Purebred chickens began to decline after World War II when food producers initiated the “Chicken of Tomorrow” contest that would create a broad-breasted chicken that could be produced on as little amount of feed as possible.
“All of the other breeds lost their jobs because they couldn’t grow as fast,” said Marjorie Bender, the Conservancy’s technical program director. “The marketplace only cared about how fast it grew and how big it got.”
Genetically modified chicken breeds are designed to grow large and quick. One University of Arkansas study found that if a human baby were to grow at the same rate as a factory chicken, it would weigh 349 pounds by age 2.

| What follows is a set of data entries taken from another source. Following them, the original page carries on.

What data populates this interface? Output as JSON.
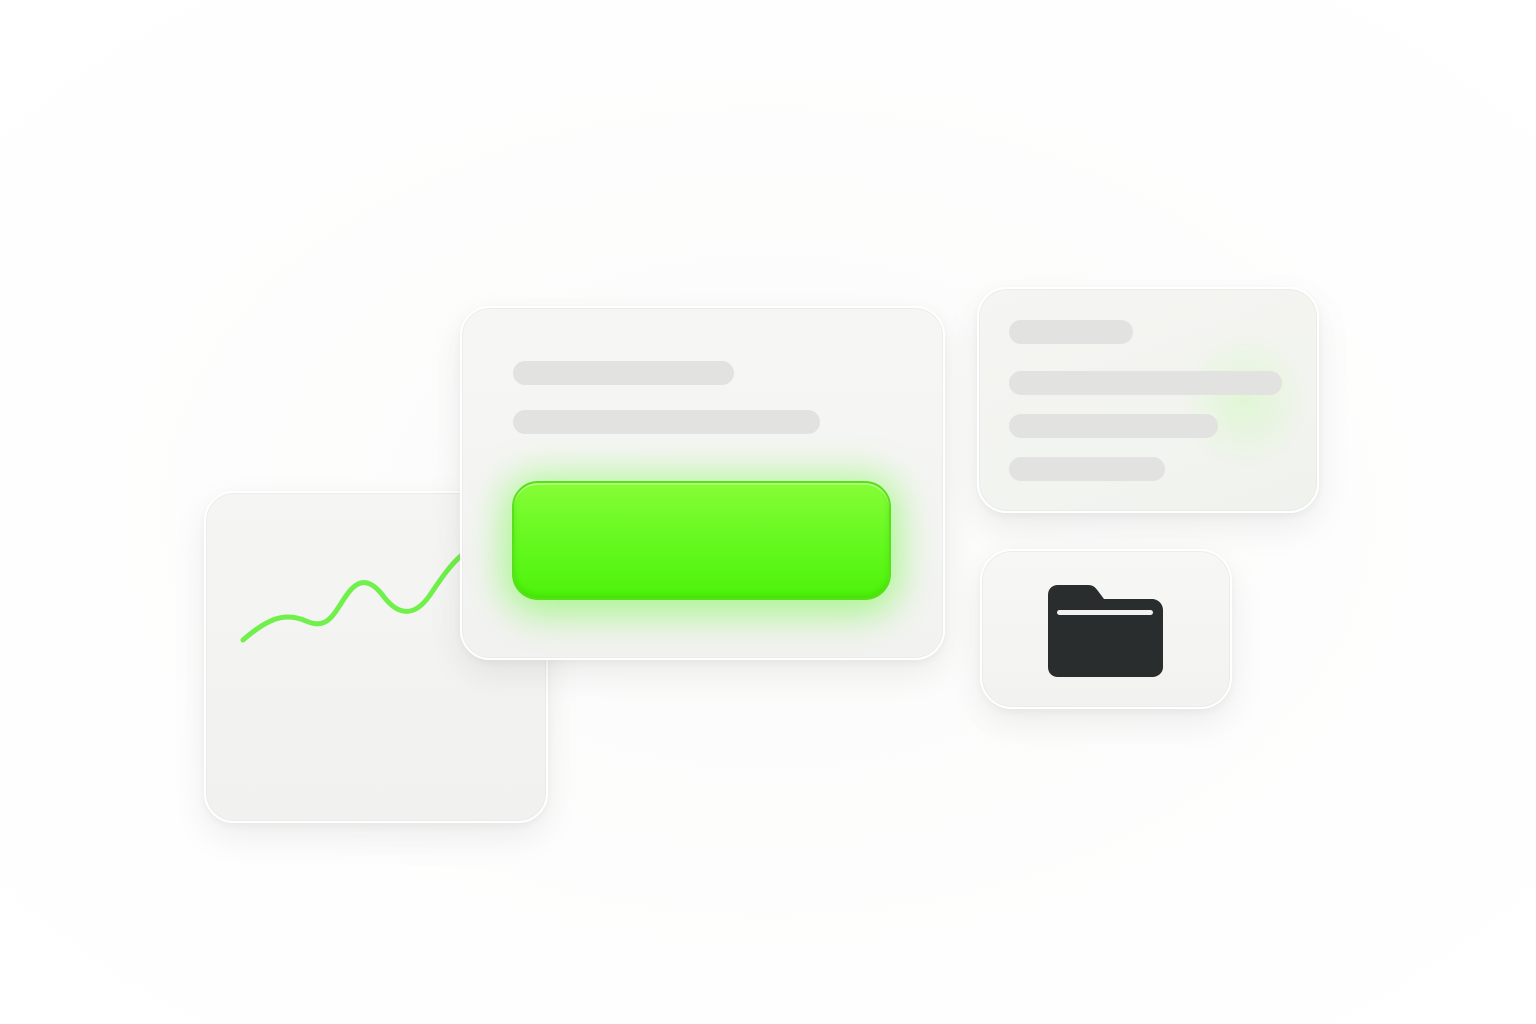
{
  "theme": {
    "background": "#fdfdfc",
    "card_surface": "#f4f4f2",
    "placeholder_bar": "#e2e2e0",
    "accent_green": "#63f81e",
    "chart_line": "#6ff04a",
    "icon_dark": "#2a2d2e"
  },
  "chart_card": {
    "icon": "sparkline-chart",
    "line_color": "#6ff04a"
  },
  "main_card": {
    "primary_button_label": ""
  },
  "folder_card": {
    "icon": "folder-icon",
    "icon_color": "#2a2d2e"
  }
}
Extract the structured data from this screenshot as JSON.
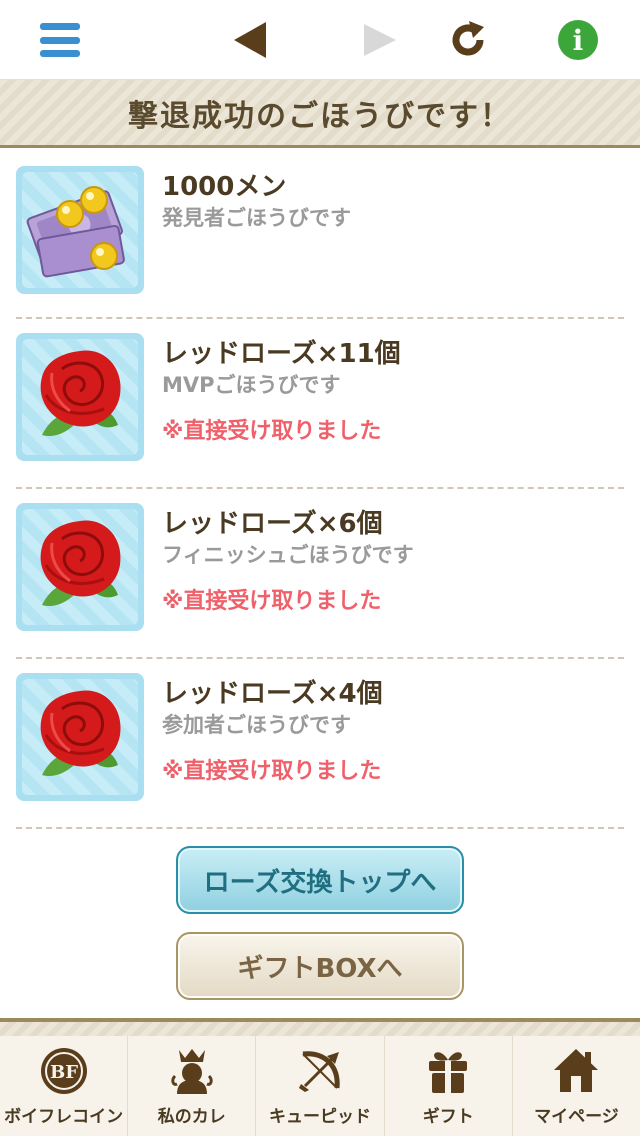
{
  "toolbar": {
    "menu_icon": "hamburger-menu-icon",
    "back_icon": "back-arrow-icon",
    "forward_icon": "forward-arrow-icon",
    "reload_icon": "reload-icon",
    "info_icon": "info-icon",
    "info_glyph": "i",
    "colors": {
      "menu": "#3a8fd0",
      "nav_active": "#5a3e1c",
      "nav_disabled": "#d8d8d8",
      "info": "#3da63b"
    }
  },
  "banner": {
    "title": "撃退成功のごほうびです！"
  },
  "rewards": [
    {
      "icon": "money-coins-icon",
      "name": "1000メン",
      "description": "発見者ごほうびです",
      "status": ""
    },
    {
      "icon": "red-rose-icon",
      "name": "レッドローズ×11個",
      "description": "MVPごほうびです",
      "status": "※直接受け取りました"
    },
    {
      "icon": "red-rose-icon",
      "name": "レッドローズ×6個",
      "description": "フィニッシュごほうびです",
      "status": "※直接受け取りました"
    },
    {
      "icon": "red-rose-icon",
      "name": "レッドローズ×4個",
      "description": "参加者ごほうびです",
      "status": "※直接受け取りました"
    }
  ],
  "buttons": {
    "rose_exchange": "ローズ交換トップへ",
    "gift_box": "ギフトBOXへ"
  },
  "bottom_nav": [
    {
      "label": "ボイフレコイン",
      "icon": "bf-coin-icon",
      "glyph": "BF"
    },
    {
      "label": "私のカレ",
      "icon": "crowned-boyfriend-icon"
    },
    {
      "label": "キューピッド",
      "icon": "cupid-bow-icon"
    },
    {
      "label": "ギフト",
      "icon": "gift-box-icon"
    },
    {
      "label": "マイページ",
      "icon": "home-icon"
    }
  ]
}
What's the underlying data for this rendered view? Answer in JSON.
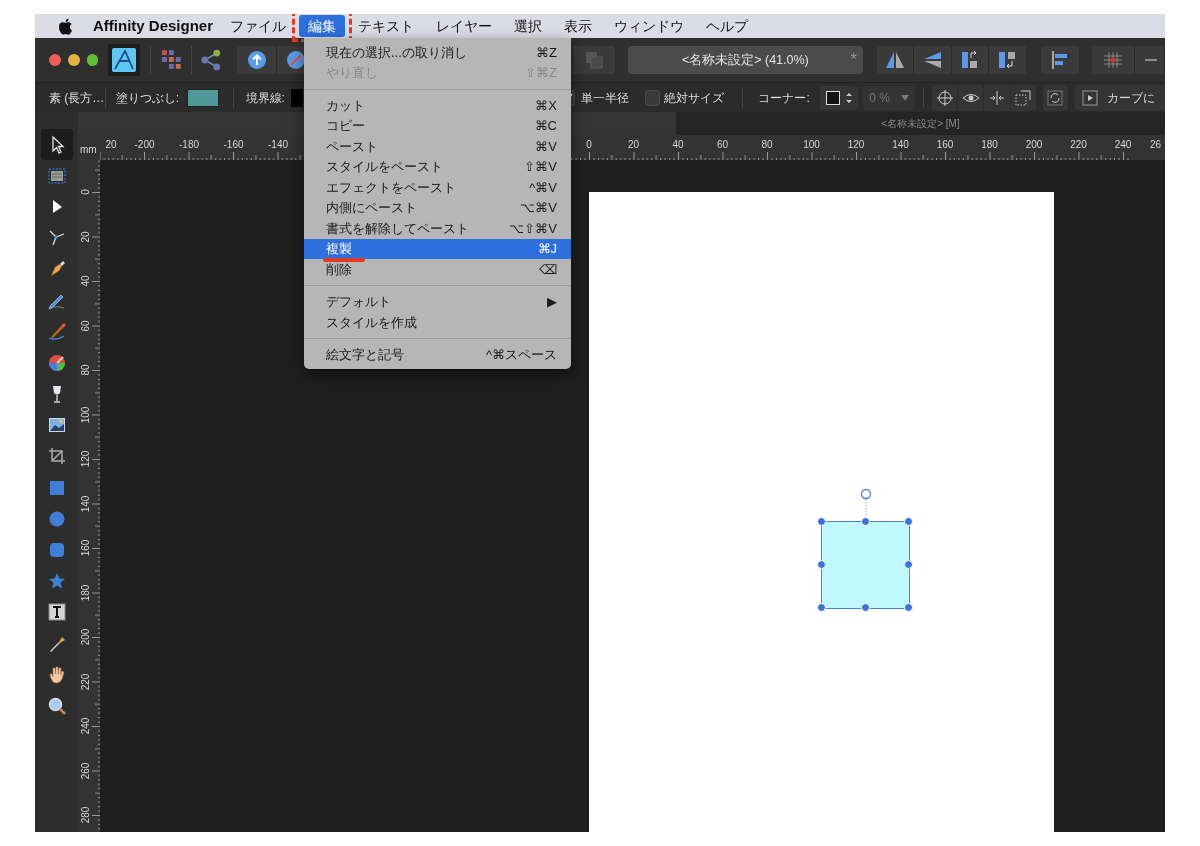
{
  "menu_bar": {
    "app_name": "Affinity Designer",
    "items": [
      {
        "label": "ファイル",
        "selected": false
      },
      {
        "label": "編集",
        "selected": true
      },
      {
        "label": "テキスト",
        "selected": false
      },
      {
        "label": "レイヤー",
        "selected": false
      },
      {
        "label": "選択",
        "selected": false
      },
      {
        "label": "表示",
        "selected": false
      },
      {
        "label": "ウィンドウ",
        "selected": false
      },
      {
        "label": "ヘルプ",
        "selected": false
      }
    ]
  },
  "toolbar": {
    "document_title": "<名称未設定> (41.0%)",
    "modified_mark": "*"
  },
  "context_toolbar": {
    "shape_label": "素 (長方…",
    "fill_label": "塗りつぶし:",
    "stroke_label": "境界線:",
    "single_radius": {
      "label": "単一半径",
      "checked": true
    },
    "absolute_size": {
      "label": "絶対サイズ",
      "checked": false
    },
    "corner_label": "コーナー:",
    "corner_amount": "0 %",
    "curve_button": "カーブに"
  },
  "document_tab": "<名称未設定> [M]",
  "ruler": {
    "unit": "mm",
    "top_left_labels": [
      "20",
      "-200",
      "-180",
      "-160",
      "-140"
    ],
    "top_right_labels": [
      "0",
      "20",
      "40",
      "60",
      "80",
      "100",
      "120",
      "140",
      "160",
      "180",
      "200",
      "220",
      "240",
      "26"
    ],
    "left_labels": [
      "0",
      "20",
      "40",
      "60",
      "80",
      "100",
      "120",
      "140",
      "160",
      "180",
      "200",
      "220",
      "240",
      "260",
      "280"
    ]
  },
  "tools": [
    {
      "kind": "move",
      "selected": true
    },
    {
      "kind": "artboard",
      "selected": false
    },
    {
      "kind": "node",
      "selected": false
    },
    {
      "kind": "corner",
      "selected": false
    },
    {
      "kind": "pen",
      "selected": false
    },
    {
      "kind": "pencil",
      "selected": false
    },
    {
      "kind": "brush",
      "selected": false
    },
    {
      "kind": "fill",
      "selected": false
    },
    {
      "kind": "transparency",
      "selected": false
    },
    {
      "kind": "place",
      "selected": false
    },
    {
      "kind": "crop",
      "selected": false
    },
    {
      "kind": "rectangle",
      "selected": false
    },
    {
      "kind": "ellipse",
      "selected": false
    },
    {
      "kind": "rounded",
      "selected": false
    },
    {
      "kind": "star",
      "selected": false
    },
    {
      "kind": "text",
      "selected": false
    },
    {
      "kind": "picker",
      "selected": false
    },
    {
      "kind": "hand",
      "selected": false
    },
    {
      "kind": "zoom",
      "selected": false
    }
  ],
  "edit_menu": {
    "items": [
      {
        "kind": "item",
        "label": "現在の選択...の取り消し",
        "shortcut": "⌘Z",
        "disabled": false,
        "selected": false
      },
      {
        "kind": "item",
        "label": "やり直し",
        "shortcut": "⇧⌘Z",
        "disabled": true,
        "selected": false
      },
      {
        "kind": "separator"
      },
      {
        "kind": "item",
        "label": "カット",
        "shortcut": "⌘X",
        "disabled": false,
        "selected": false
      },
      {
        "kind": "item",
        "label": "コピー",
        "shortcut": "⌘C",
        "disabled": false,
        "selected": false
      },
      {
        "kind": "item",
        "label": "ペースト",
        "shortcut": "⌘V",
        "disabled": false,
        "selected": false
      },
      {
        "kind": "item",
        "label": "スタイルをペースト",
        "shortcut": "⇧⌘V",
        "disabled": false,
        "selected": false
      },
      {
        "kind": "item",
        "label": "エフェクトをペースト",
        "shortcut": "^⌘V",
        "disabled": false,
        "selected": false
      },
      {
        "kind": "item",
        "label": "内側にペースト",
        "shortcut": "⌥⌘V",
        "disabled": false,
        "selected": false
      },
      {
        "kind": "item",
        "label": "書式を解除してペースト",
        "shortcut": "⌥⇧⌘V",
        "disabled": false,
        "selected": false
      },
      {
        "kind": "item",
        "label": "複製",
        "shortcut": "⌘J",
        "disabled": false,
        "selected": true
      },
      {
        "kind": "item",
        "label": "削除",
        "shortcut": "⌫",
        "disabled": false,
        "selected": false
      },
      {
        "kind": "separator"
      },
      {
        "kind": "item",
        "label": "デフォルト",
        "shortcut": "▶",
        "disabled": false,
        "selected": false
      },
      {
        "kind": "item",
        "label": "スタイルを作成",
        "disabled": false,
        "selected": false
      },
      {
        "kind": "separator"
      },
      {
        "kind": "item",
        "label": "絵文字と記号",
        "shortcut": "^⌘スペース",
        "disabled": false,
        "selected": false
      }
    ]
  }
}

Purebred chickens must breed naturally, be allowed to live outside, and must not be genetically modified in any way.
“To save them, we have to eat them,” said Bender, referring to the conservancy’s effort to push its “heritage” approved chickens to consumers in the same fashion as organic food suppliers.
Some breeds, like the White Delaware, the Holland and the Houdan have been listed as “critically threatened,” meaning there are less than 500 left.
“We are losing genetic diversity in our country’s livestock,” Bender said.
“The factory chickens we have now are all closely related. If we had millions of chicken houses decimated (by disease), we’d have to figure out how to resist that disease. Part of the answer is genetically based.”